Fischer-Tropsch synthesis is an effective process for converting synthesis gas containing hydrogen and carbon monoxide, also referred to as syngas, to liquid hydrocarbon fuels. It is well known that Fischer-Tropsch synthesis involves a polymerization reaction beginning with a methylene intermediate to produce a wide distribution of hydrocarbons ranging from light gases to solid wax. Hybrid Fischer-Tropsch catalysts, also referred to interchangeably as “hybrid FT catalysts” or “HFT catalysts,” have been developed containing both a Fischer-Tropsch synthesis component, e.g. cobalt, and an acidic zeolite component which have been found to be capable of limiting chain growth in the polymerization reaction to provide a more desirable product distribution.
Challenges have been encountered in hybrid Fischer-Tropsch catalysts containing cobalt as a result of the strong interaction between the cobalt and the zeolite. These may include lower than desired catalytic activity, lower than desired degree of cobalt reduction and undesirably high methane selectivity. For example, the activity of some hybrid Fischer-Tropsch synthesis catalysts which have been reported is about 0.2 g of C5+/gcat/h (U.S. Pat. Nos. 7,973,087; 7,973,086; 7,943,674; and 7,825,164). Generally, it is preferred that the activity of a catalyst be higher.
Another challenge in the development of improved hybrid Fischer-Tropsch catalysts is the development of catalysts which are active, stable and provide high C5+ productivity. Deactivation of hybrid FT catalysts can occur due to a variety of causes, including sintering, surface carbon formation, cobalt-support mixed compound formation, cobalt oxidation and poisoning. Deactivation of HFT catalyst results in reduced yields of desired products. Catalyst deactivation by some of these can be addressed by regeneration. However, some modes of deactivation lead to permanent deactivation from which the catalyst cannot be regenerated. Additionally, high water partial pressures can oxidize active cobalt metal to inactive cobalt oxide. Water partial pressure above a certain value leads to high rates of catalyst deactivation. This puts a limit on the maximum per-pass carbon monoxide conversion that a catalyst can experience for acceptable deactivation. Accordingly, it is important to improve water resistance from the point of view of catalyst activity and catalyst life. Common poisons for FT catalysts include sulfur, nitrogen-containing compounds such as hydrogen cyanide and ammonia. Catalyst deactivation by sulfur cannot be regenerated. Other modes of deactivation include coalescence of cobalt metal crystallites leading to a loss of metal surface area. Catalyst deactivation by this mechanism cannot be regenerated.
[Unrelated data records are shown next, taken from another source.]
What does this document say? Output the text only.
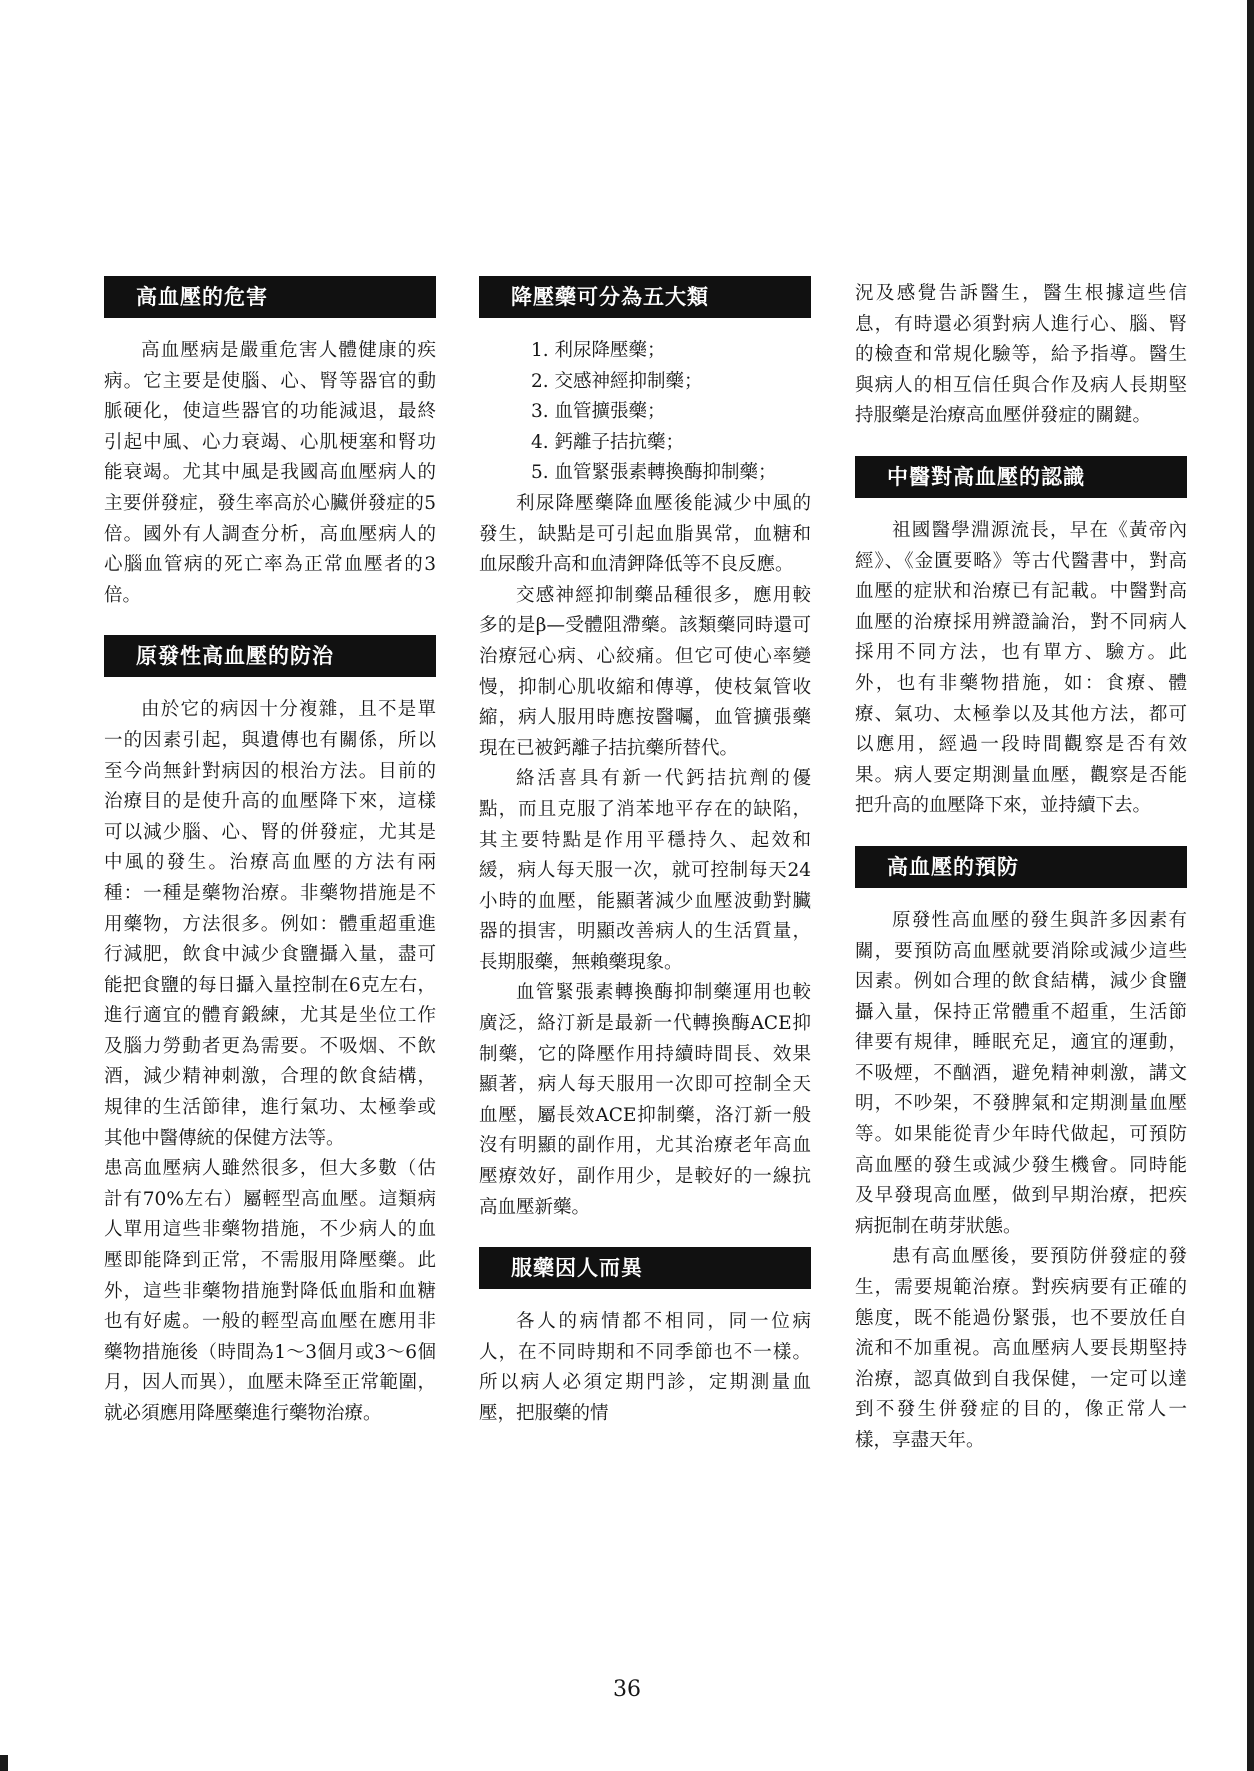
高血壓的危害

高血壓病是嚴重危害人體健康的疾病。它主要是使腦、心、腎等器官的動脈硬化，使這些器官的功能減退，最終引起中風、心力衰竭、心肌梗塞和腎功能衰竭。尤其中風是我國高血壓病人的主要併發症，發生率高於心臟併發症的5倍。國外有人調查分析，高血壓病人的心腦血管病的死亡率為正常血壓者的3倍。

原發性高血壓的防治

由於它的病因十分複雜，且不是單一的因素引起，與遺傳也有關係，所以至今尚無針對病因的根治方法。目前的治療目的是使升高的血壓降下來，這樣可以減少腦、心、腎的併發症，尤其是中風的發生。治療高血壓的方法有兩種：一種是藥物治療。非藥物措施是不用藥物，方法很多。例如：體重超重進行減肥，飲食中減少食鹽攝入量，盡可能把食鹽的每日攝入量控制在6克左右，進行適宜的體育鍛練，尤其是坐位工作及腦力勞動者更為需要。不吸烟、不飲酒，減少精神刺激，合理的飲食結構，規律的生活節律，進行氣功、太極拳或其他中醫傳統的保健方法等。

患高血壓病人雖然很多，但大多數（估計有70%左右）屬輕型高血壓。這類病人單用這些非藥物措施，不少病人的血壓即能降到正常，不需服用降壓藥。此外，這些非藥物措施對降低血脂和血糖也有好處。一般的輕型高血壓在應用非藥物措施後（時間為1～3個月或3～6個月，因人而異），血壓未降至正常範圍，就必須應用降壓藥進行藥物治療。

降壓藥可分為五大類

1. 利尿降壓藥；

2. 交感神經抑制藥；

3. 血管擴張藥；

4. 鈣離子拮抗藥；

5. 血管緊張素轉換酶抑制藥；

利尿降壓藥降血壓後能減少中風的發生，缺點是可引起血脂異常，血糖和血尿酸升高和血清鉀降低等不良反應。

交感神經抑制藥品種很多，應用較多的是β—受體阻滯藥。該類藥同時還可治療冠心病、心絞痛。但它可使心率變慢，抑制心肌收縮和傳導，使枝氣管收縮，病人服用時應按醫囑，血管擴張藥現在已被鈣離子拮抗藥所替代。

絡活喜具有新一代鈣拮抗劑的優點，而且克服了消苯地平存在的缺陷，其主要特點是作用平穩持久、起效和緩，病人每天服一次，就可控制每天24小時的血壓，能顯著減少血壓波動對臟器的損害，明顯改善病人的生活質量，長期服藥，無賴藥現象。

血管緊張素轉換酶抑制藥運用也較廣泛，絡汀新是最新一代轉換酶ACE抑制藥，它的降壓作用持續時間長、效果顯著，病人每天服用一次即可控制全天血壓，屬長效ACE抑制藥，洛汀新一般沒有明顯的副作用，尤其治療老年高血壓療效好，副作用少，是較好的一線抗高血壓新藥。

服藥因人而異

各人的病情都不相同，同一位病人，在不同時期和不同季節也不一樣。所以病人必須定期門診，定期測量血壓，把服藥的情

況及感覺告訴醫生，醫生根據這些信息，有時還必須對病人進行心、腦、腎的檢查和常規化驗等，給予指導。醫生與病人的相互信任與合作及病人長期堅持服藥是治療高血壓併發症的關鍵。

中醫對高血壓的認識

祖國醫學淵源流長，早在《黃帝內經》、《金匱要略》等古代醫書中，對高血壓的症狀和治療已有記載。中醫對高血壓的治療採用辨證論治，對不同病人採用不同方法，也有單方、驗方。此外，也有非藥物措施，如：食療、體療、氣功、太極拳以及其他方法，都可以應用，經過一段時間觀察是否有效果。病人要定期測量血壓，觀察是否能把升高的血壓降下來，並持續下去。

高血壓的預防

原發性高血壓的發生與許多因素有關，要預防高血壓就要消除或減少這些因素。例如合理的飲食結構，減少食鹽攝入量，保持正常體重不超重，生活節律要有規律，睡眠充足，適宜的運動，不吸煙，不酗酒，避免精神刺激，講文明，不吵架，不發脾氣和定期測量血壓等。如果能從青少年時代做起，可預防高血壓的發生或減少發生機會。同時能及早發現高血壓，做到早期治療，把疾病扼制在萌芽狀態。

患有高血壓後，要預防併發症的發生，需要規範治療。對疾病要有正確的態度，既不能過份緊張，也不要放任自流和不加重視。高血壓病人要長期堅持治療，認真做到自我保健，一定可以達到不發生併發症的目的，像正常人一樣，享盡天年。

36
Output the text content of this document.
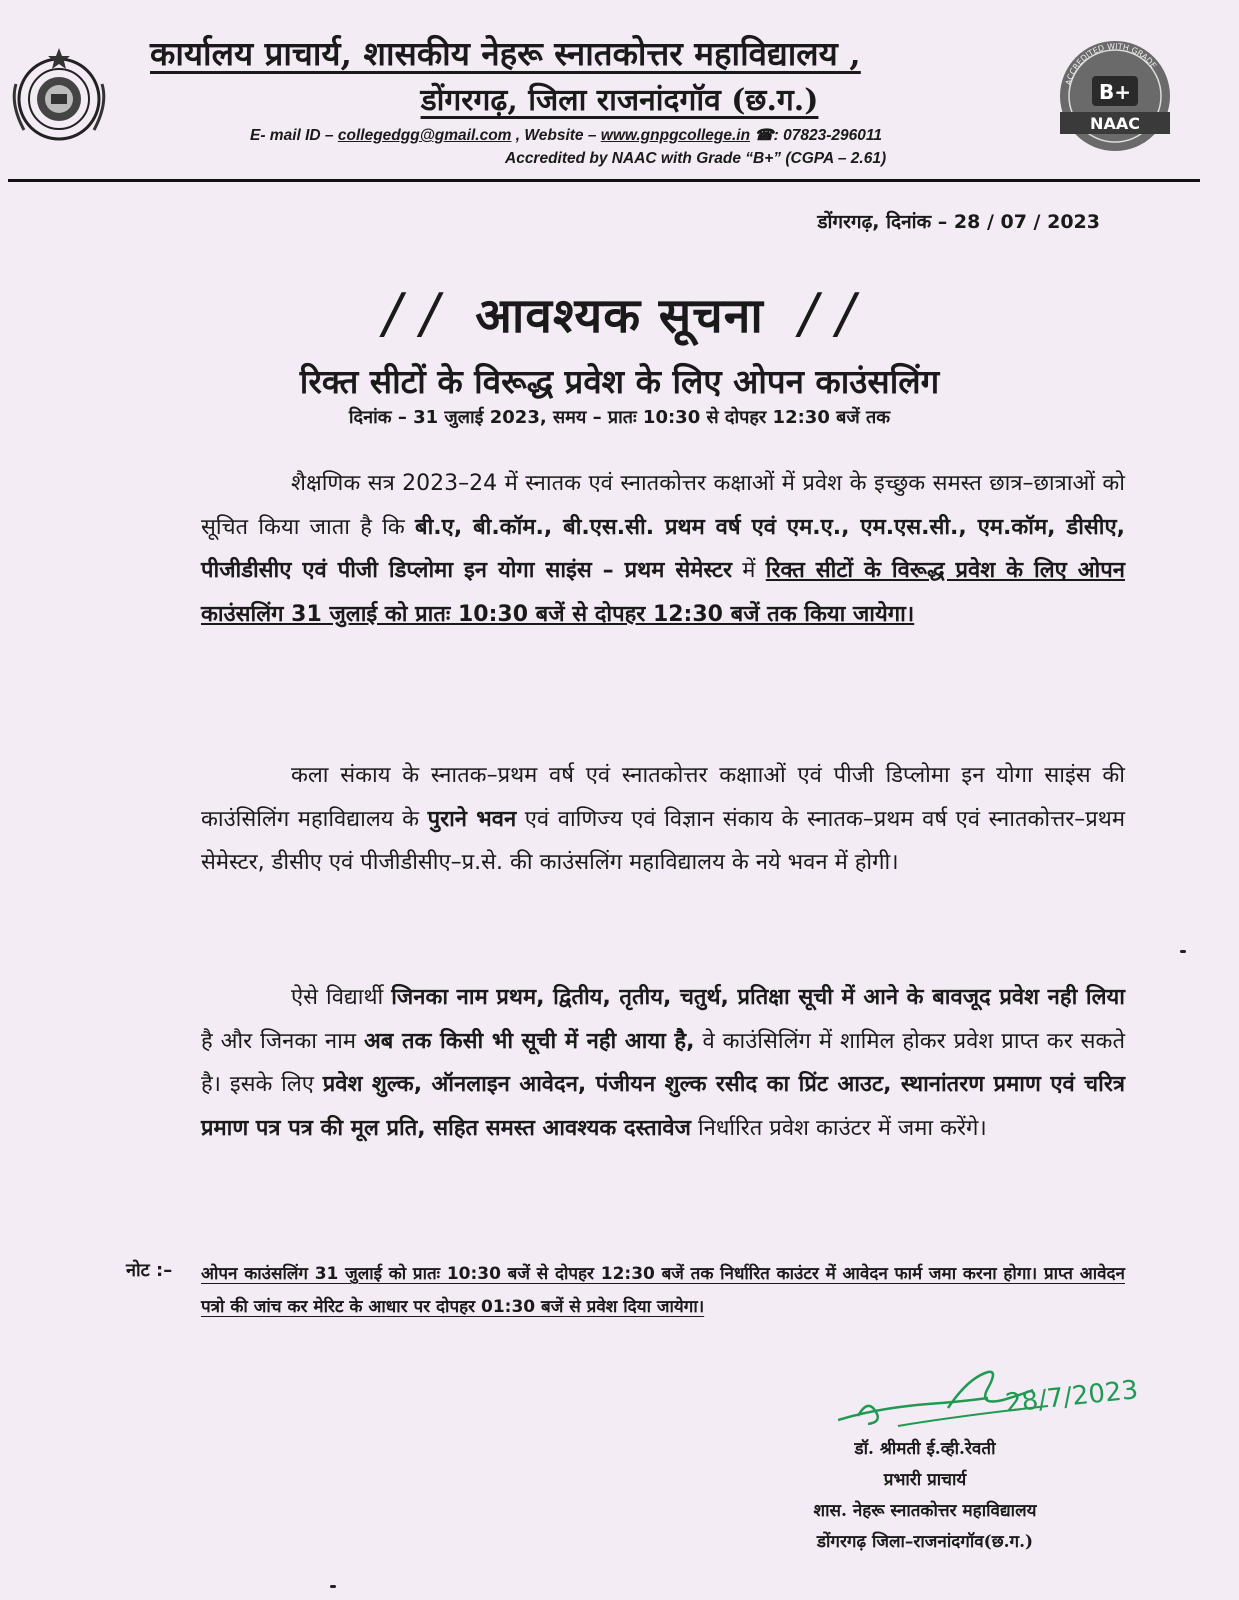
कार्यालय प्राचार्य, शासकीय नेहरू स्नातकोत्तर महाविद्यालय ,
डोंगरगढ़, जिला राजनांदगॉव (छ.ग.)
E- mail ID – collegedgg@gmail.com , Website – www.gnpgcollege.in ☎: 07823-296011
Accredited by NAAC with Grade “B+” (CGPA – 2.61)
ACCREDITED WITH GRADE
B+
NAAC
डोंगरगढ़, दिनांक – 28 / 07 / 2023
/ / आवश्यक सूचना / /
रिक्त सीटों के विरूद्ध प्रवेश के लिए ओपन काउंसलिंग
दिनांक – 31 जुलाई 2023, समय – प्रातः 10:30 से दोपहर 12:30 बजें तक
शैक्षणिक सत्र 2023–24 में स्नातक एवं स्नातकोत्तर कक्षाओं में प्रवेश के इच्छुक समस्त छात्र–छात्राओं को सूचित किया जाता है कि बी.ए, बी.कॉम., बी.एस.सी. प्रथम वर्ष एवं एम.ए., एम.एस.सी., एम.कॉम, डीसीए, पीजीडीसीए एवं पीजी डिप्लोमा इन योगा साइंस – प्रथम सेमेस्टर में रिक्त सीटों के विरूद्ध प्रवेश के लिए ओपन काउंसलिंग 31 जुलाई को प्रातः 10:30 बजें से दोपहर 12:30 बजें तक किया जायेगा।
कला संकाय के स्नातक–प्रथम वर्ष एवं स्नातकोत्तर कक्षााओं एवं पीजी डिप्लोमा इन योगा साइंस की काउंसिलिंग महाविद्यालय के पुराने भवन एवं वाणिज्य एवं विज्ञान संकाय के स्नातक–प्रथम वर्ष एवं स्नातकोत्तर–प्रथम सेमेस्टर, डीसीए एवं पीजीडीसीए–प्र.से. की काउंसलिंग महाविद्यालय के नये भवन में होगी।
ऐसे विद्यार्थी जिनका नाम प्रथम, द्वितीय, तृतीय, चतुर्थ, प्रतिक्षा सूची में आने के बावजूद प्रवेश नही लिया है और जिनका नाम अब तक किसी भी सूची में नही आया है, वे काउंसिलिंग में शामिल होकर प्रवेश प्राप्त कर सकते है। इसके लिए प्रवेश शुल्क, ऑनलाइन आवेदन, पंजीयन शुल्क रसीद का प्रिंट आउट, स्थानांतरण प्रमाण एवं चरित्र प्रमाण पत्र पत्र की मूल प्रति, सहित समस्त आवश्यक दस्तावेज निर्धारित प्रवेश काउंटर में जमा करेंगे।
नोट :– ओपन काउंसलिंग 31 जुलाई को प्रातः 10:30 बजें से दोपहर 12:30 बजें तक निर्धारित काउंटर में आवेदन फार्म जमा करना होगा। प्राप्त आवेदन पत्रो की जांच कर मेरिट के आधार पर दोपहर 01:30 बजें से प्रवेश दिया जायेगा।
28/7/2023
डॉ. श्रीमती ई.व्ही.रेवती
प्रभारी प्राचार्य
शास. नेहरू स्नातकोत्तर महाविद्यालय
डोंगरगढ़ जिला–राजनांदगॉव(छ.ग.)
Hybrid Fischer-Tropsch synthesis also generally produces a large percentage of olefinic hydrocarbons. An olefinic hydrocarbon is defined as a hydrocarbon in which one or more double bonds exist within the molecule. Olefinic, or unsaturated, hydrocarbons have the potential to be disruptive to refining processes, creating problems including crude heater and preheat train fouling, storage instability and gum deposits. Furthermore, the hydrogenation of olefins, apart from diene saturation, is not practiced in crude oil refining. For this reason, synthetic hydrocarbon mixtures must be treated so as to substantially remove unsaturated hydrocarbons before being blended into crude oil.
It would be desirable to have a means for converting synthesis gas to a hydrocarbon mixture having a low percentage of olefins. There remains a need for hybrid Fischer-Tropsch catalysts with improved catalytic activity which provides improved productivity in a desired range of product distribution, i.e., C5+.